Searchlight Pictures/Courtesy Everett Collection
And yet, aside from Production Design, “Mank” is not considered the favorite in any other category. For Cinematography, it goes up against “Nomadland’s” Richards roving, naturalistic work. For Costume Design, it battles “Ma Rainey’s” 89-year-old Ann Roth (Oscar winner for “The English Patient”). For Makeup and Hair, it must overcome the “Ma Rainey” team of Sergio Lopez Rivera and Mia Neal, who transformed Viola Davis into the trailblazing ’20s blues singer with ostentatious outfits, gold teeth, greasepaint, and a wig made of horsehair. For Sound, it goes up against the “Sound of Metal” supervising sound editor Nicolas Becker, who created a unique soundscape for Riz Ahmed’s heavy metal drummer as he slowly loses his hearing. And, for Score, Reznor and Ross compete against their more favored work in the animated “Soul.”

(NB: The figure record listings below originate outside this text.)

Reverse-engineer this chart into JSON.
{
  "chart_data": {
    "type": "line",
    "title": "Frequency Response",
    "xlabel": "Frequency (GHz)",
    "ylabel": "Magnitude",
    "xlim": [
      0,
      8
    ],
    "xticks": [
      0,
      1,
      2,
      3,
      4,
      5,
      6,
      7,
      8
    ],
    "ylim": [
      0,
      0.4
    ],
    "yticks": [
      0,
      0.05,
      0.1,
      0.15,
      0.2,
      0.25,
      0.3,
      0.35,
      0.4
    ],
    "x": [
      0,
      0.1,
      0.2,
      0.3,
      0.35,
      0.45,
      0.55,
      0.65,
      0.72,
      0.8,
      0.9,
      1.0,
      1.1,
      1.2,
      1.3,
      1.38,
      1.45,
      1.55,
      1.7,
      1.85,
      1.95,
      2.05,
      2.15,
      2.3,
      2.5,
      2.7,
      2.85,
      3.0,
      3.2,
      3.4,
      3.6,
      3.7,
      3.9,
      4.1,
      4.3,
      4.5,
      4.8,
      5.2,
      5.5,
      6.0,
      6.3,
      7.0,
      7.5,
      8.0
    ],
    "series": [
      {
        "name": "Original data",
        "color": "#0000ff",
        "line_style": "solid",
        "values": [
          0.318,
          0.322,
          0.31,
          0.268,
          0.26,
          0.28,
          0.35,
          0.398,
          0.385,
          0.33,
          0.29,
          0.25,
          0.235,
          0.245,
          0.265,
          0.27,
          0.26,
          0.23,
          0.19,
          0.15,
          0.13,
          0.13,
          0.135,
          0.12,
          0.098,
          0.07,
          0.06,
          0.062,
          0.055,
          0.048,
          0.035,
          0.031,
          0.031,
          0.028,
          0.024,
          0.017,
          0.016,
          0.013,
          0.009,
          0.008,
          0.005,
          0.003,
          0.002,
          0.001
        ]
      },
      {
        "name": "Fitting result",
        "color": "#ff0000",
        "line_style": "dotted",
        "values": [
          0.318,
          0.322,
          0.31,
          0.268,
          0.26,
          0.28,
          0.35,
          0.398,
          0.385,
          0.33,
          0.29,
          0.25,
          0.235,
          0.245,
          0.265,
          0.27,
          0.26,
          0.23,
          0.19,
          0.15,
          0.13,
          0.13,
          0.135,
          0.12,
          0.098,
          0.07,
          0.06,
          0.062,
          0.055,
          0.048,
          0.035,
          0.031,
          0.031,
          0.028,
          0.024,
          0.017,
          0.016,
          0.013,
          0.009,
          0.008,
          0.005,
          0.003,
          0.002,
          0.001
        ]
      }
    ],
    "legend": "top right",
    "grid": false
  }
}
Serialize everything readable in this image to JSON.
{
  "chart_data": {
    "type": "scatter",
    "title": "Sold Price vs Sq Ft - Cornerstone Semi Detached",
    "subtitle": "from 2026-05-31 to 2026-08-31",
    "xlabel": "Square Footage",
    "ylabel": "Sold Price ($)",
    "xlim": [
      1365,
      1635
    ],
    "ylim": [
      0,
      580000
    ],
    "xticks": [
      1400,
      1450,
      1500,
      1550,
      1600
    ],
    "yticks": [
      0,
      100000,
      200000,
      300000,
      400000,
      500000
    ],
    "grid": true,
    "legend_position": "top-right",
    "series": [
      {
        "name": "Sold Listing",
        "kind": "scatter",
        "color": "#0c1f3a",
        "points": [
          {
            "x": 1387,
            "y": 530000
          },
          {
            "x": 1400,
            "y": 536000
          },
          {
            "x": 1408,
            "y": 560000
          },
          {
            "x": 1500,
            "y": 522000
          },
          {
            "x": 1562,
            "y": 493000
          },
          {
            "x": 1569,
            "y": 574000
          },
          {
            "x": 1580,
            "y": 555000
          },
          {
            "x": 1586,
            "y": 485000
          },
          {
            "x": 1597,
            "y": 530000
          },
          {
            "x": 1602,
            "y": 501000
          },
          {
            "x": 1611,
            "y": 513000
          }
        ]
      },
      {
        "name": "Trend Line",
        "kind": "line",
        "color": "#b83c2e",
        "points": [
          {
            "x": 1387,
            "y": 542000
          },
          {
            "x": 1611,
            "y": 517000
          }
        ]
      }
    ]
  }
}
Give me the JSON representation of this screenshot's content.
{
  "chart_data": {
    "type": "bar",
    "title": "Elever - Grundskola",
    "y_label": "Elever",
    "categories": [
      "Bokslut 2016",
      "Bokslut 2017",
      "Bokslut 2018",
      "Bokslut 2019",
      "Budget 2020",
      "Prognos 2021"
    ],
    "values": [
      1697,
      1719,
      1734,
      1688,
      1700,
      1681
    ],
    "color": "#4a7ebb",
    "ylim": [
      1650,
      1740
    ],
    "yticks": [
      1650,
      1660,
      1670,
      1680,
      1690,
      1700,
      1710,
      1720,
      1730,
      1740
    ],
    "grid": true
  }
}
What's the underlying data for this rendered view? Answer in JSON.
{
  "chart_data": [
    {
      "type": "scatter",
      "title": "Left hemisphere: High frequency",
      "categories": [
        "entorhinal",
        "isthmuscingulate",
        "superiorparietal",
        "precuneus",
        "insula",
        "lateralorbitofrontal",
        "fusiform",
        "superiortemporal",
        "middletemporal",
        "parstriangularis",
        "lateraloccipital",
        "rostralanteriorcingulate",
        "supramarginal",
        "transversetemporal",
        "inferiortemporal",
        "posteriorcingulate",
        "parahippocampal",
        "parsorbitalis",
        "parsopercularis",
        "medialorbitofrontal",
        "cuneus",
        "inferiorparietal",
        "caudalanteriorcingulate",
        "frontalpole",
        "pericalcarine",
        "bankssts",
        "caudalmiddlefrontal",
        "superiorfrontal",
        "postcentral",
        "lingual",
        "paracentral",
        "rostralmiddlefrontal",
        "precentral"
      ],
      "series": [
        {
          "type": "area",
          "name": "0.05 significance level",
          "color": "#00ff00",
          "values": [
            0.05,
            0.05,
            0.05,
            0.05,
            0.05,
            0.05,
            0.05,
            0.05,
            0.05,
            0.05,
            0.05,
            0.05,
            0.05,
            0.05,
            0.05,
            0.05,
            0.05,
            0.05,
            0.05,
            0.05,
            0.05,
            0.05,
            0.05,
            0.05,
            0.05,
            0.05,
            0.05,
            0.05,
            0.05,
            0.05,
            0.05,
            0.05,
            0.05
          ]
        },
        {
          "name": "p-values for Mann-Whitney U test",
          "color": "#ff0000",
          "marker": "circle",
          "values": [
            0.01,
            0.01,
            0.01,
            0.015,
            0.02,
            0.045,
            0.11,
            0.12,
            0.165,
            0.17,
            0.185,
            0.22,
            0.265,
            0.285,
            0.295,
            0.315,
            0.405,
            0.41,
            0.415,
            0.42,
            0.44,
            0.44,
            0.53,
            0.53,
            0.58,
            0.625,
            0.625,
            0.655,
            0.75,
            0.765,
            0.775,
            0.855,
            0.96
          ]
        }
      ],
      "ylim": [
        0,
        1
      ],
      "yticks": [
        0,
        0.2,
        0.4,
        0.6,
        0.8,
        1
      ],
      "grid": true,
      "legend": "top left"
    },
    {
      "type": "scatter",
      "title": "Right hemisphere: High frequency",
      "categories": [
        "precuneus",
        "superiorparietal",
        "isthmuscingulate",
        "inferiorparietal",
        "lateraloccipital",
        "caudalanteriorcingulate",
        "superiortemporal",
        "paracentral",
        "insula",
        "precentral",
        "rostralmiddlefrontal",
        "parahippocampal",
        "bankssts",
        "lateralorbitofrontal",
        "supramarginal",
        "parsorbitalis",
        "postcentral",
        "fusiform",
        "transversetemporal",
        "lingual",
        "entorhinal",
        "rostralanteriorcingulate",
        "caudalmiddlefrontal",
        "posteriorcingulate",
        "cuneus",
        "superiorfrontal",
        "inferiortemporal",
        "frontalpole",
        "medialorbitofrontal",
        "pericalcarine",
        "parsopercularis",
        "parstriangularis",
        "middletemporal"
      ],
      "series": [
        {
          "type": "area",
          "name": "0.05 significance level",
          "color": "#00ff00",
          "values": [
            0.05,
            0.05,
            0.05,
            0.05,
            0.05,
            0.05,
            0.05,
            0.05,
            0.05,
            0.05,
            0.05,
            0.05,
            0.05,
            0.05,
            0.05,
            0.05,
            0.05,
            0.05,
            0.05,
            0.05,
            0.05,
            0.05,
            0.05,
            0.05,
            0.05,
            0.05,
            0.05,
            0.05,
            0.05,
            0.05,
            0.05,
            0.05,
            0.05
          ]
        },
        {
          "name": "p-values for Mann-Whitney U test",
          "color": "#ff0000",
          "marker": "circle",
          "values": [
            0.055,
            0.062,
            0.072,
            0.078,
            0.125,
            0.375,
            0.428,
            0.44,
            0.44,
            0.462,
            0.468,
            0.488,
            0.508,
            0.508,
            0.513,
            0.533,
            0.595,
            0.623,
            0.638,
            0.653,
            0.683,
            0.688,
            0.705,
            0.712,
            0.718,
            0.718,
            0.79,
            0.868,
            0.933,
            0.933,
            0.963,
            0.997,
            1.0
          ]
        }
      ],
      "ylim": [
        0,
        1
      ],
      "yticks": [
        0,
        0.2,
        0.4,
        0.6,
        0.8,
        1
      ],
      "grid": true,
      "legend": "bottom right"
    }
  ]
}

Finally, the most wide open race is for VFX, thanks to the pandemic and the lack of superhero blockbusters. Competing for the prize are Nolan’s “Tenet,” in which DNEG experimented with the timing of action sequences going both forward and backward; Clooney’s “The Midnight Sky,” boasting Framestore’s stunning ballet of blood in the spaceship’s airlock; Disney’s “Mulan,” touting Weta Digital’s effective CG Imperial City (populated by digital extras); Disney’s “The One and Only Ivan,” featuring MPC’s virtual production workflow for the CG zoo and animals; and the upstart, “Love and Monsters,” the action-comedy nod to Ray Harryhausen’s “Mysterious Island,” with both CG and practical giant insects and reptiles. The betting money will be on “Tenet,” but this race is primed for an upset.